Posts Tagged ‘Meatball Sundae’

Is Socialprise just a Meatball Sundae?

On the back of Adam’s post about Socialprise, I read the white paper from InsideView. Like Adam, I was attracted to the term Socialprise. Unfortunately, after reading the white paper, I’m a little less enthusiastic. Here’s why.

I believe that social media and social networking are about engagement. More than anything, they provide the opportunity for conversation. In many cases, the true value lies in the fact that these conversations can now happen between people who would never have been able to converse before. Boundaries have disappeared: geographical; earnings levels; skills levels; subject matter. To name just four.

Engagement in social media is always two-way. You give; you recieve. Receiving may be take a number of forms, from learning through to making a sale. To approach it solely from an ‘I want’ point of view, however, not only leads eventually to talking to yourself in a closed room but is also a wasted opportunity. For you. For your company.
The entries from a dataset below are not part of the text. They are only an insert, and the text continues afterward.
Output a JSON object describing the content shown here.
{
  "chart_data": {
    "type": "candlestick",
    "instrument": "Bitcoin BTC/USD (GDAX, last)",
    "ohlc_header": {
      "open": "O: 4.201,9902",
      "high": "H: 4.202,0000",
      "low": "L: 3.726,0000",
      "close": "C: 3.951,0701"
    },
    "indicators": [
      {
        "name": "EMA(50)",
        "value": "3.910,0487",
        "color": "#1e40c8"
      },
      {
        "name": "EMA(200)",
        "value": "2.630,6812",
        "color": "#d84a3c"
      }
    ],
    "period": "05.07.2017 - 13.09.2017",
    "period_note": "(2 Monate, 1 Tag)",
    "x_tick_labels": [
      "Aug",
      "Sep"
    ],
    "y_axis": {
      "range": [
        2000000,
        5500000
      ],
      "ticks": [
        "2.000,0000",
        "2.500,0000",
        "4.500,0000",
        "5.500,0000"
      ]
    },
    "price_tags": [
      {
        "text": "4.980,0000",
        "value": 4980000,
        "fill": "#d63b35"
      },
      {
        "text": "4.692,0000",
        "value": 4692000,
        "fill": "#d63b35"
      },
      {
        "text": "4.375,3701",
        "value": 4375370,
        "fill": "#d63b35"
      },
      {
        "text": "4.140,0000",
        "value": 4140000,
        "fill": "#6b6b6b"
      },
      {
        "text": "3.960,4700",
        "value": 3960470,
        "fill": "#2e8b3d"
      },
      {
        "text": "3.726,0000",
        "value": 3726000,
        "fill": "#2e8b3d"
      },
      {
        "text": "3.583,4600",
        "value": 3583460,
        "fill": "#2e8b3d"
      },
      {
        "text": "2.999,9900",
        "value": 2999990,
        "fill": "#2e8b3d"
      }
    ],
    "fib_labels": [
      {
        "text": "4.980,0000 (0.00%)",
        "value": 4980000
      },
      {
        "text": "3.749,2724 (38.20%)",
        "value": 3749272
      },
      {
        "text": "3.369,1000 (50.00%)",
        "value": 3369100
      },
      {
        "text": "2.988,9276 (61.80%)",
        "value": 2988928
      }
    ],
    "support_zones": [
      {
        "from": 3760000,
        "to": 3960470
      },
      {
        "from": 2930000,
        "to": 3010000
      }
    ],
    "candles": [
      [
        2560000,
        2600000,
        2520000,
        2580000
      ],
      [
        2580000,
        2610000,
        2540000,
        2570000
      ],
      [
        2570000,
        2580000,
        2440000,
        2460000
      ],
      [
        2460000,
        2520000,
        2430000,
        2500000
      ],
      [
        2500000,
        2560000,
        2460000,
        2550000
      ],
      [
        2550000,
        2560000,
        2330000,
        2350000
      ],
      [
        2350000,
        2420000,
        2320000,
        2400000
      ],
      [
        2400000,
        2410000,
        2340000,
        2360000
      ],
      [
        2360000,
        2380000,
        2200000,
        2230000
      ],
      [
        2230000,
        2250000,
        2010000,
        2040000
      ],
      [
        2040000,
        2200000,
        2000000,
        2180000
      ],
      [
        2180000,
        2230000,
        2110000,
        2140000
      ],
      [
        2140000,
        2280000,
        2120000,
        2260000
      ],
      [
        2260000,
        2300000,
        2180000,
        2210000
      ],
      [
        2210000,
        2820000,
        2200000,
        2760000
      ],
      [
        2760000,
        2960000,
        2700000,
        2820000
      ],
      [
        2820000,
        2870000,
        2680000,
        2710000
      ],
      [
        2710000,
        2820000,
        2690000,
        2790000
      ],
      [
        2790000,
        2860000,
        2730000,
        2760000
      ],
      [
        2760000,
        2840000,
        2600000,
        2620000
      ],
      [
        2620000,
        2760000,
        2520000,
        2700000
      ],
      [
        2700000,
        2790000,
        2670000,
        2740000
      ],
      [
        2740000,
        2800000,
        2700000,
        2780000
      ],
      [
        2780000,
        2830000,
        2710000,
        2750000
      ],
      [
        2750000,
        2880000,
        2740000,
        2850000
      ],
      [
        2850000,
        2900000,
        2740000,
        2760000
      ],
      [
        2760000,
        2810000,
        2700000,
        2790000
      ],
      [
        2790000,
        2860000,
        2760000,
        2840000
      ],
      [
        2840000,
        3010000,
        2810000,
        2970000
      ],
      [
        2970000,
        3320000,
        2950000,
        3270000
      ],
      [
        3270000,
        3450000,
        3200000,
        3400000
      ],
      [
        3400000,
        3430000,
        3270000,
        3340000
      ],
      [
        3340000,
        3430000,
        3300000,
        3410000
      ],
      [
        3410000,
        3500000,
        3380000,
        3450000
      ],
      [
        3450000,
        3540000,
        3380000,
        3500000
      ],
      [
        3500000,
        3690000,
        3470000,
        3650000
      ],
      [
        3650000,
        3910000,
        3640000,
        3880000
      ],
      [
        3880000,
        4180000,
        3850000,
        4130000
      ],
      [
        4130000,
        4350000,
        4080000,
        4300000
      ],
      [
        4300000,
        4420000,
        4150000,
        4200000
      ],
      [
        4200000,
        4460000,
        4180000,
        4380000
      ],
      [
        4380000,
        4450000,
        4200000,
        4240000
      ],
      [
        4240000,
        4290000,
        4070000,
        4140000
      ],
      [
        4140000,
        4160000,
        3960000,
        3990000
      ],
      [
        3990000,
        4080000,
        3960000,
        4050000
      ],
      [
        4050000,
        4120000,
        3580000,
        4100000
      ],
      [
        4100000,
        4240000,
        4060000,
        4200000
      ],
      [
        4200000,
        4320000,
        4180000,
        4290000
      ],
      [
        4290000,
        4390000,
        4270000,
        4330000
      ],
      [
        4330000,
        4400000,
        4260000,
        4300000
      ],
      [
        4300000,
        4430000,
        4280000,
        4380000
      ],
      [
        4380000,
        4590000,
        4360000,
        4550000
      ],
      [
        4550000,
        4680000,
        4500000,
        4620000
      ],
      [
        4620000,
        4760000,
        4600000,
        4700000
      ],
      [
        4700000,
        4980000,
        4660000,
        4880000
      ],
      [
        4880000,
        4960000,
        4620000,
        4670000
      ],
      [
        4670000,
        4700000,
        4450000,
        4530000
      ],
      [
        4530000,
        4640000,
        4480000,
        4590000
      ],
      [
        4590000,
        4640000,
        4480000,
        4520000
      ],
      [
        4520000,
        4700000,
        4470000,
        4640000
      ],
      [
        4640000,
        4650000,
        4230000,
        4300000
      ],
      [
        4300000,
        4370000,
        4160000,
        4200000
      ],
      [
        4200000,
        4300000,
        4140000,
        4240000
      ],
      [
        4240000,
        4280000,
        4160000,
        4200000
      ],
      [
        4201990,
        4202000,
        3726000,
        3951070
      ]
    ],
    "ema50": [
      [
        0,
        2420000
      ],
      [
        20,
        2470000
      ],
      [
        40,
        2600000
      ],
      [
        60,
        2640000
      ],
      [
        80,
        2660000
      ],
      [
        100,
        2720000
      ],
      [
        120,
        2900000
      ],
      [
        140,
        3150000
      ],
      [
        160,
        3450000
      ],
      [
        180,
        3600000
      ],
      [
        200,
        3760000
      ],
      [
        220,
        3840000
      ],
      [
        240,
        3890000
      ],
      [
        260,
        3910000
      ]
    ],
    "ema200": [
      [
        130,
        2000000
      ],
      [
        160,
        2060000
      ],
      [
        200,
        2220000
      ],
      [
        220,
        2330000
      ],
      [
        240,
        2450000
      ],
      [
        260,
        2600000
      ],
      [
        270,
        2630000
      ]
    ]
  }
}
So where does InsideView’s Socialprise application SalesView fit in? Well, for a start, it’s an application, which doesn’t bode well for engagement. It sits on top of a company’s CRM system, too, which immediately rings alarm bells. Why? Because CRM is an interruptive database. (Many individual sales people will tell you that CRM is not a sales tool; that CRM is something imposed on the sales process by company financial departments. Colin Wilson at FirstBorder writes often and well about how CRM is actually part of what he calls the ‘Sales Prevention Zone’ in many companies. Disclaimer: I used to work with Colin.)

So, you have an application doing something with social media interacting with a CRM system. That smells like a Meatball Sundae to me.

I think the fundamental problem is that InsideView have started at the corporate level and don’t see sale people as indivdiuals. They use an individual sales guy in their white paper but he’s presented really as a face for CRM. He’s also called Bob, which will bring back memories of a misguided application created by Microsoft some years ago. If Bob was a real salesman trying to make his number - treating every sales period as a new start-up - he would understand that the value of the social aspect of ’socialprise’ was paramount: the social prize.

I get the feeling that SalesView is a territory management tool that gives the sales person one more reason not to engage in the conversation. It’s like a get-rich-quick scheme for sales professionals: “You know social media is out there but you don’t have the time or the wherewithal to get involved. Plug in our magical bots and alerts and you’ll be making bigger sales more often. Buy one today.” Snake oil.

If the interactions of social media were static and consisted merely of people posting their needs and wants, a Socialprise application could work. But then social media would not be social media but simply a collection of web-based wish lists that sales people could plunder for opportunities. Either InsideView is missing something or I am.

For a rather more positive outlook on Socialprise applications and SalesView, I think it’s only fair that I point you to Sarah Perez’s post at ReadWriteWeb.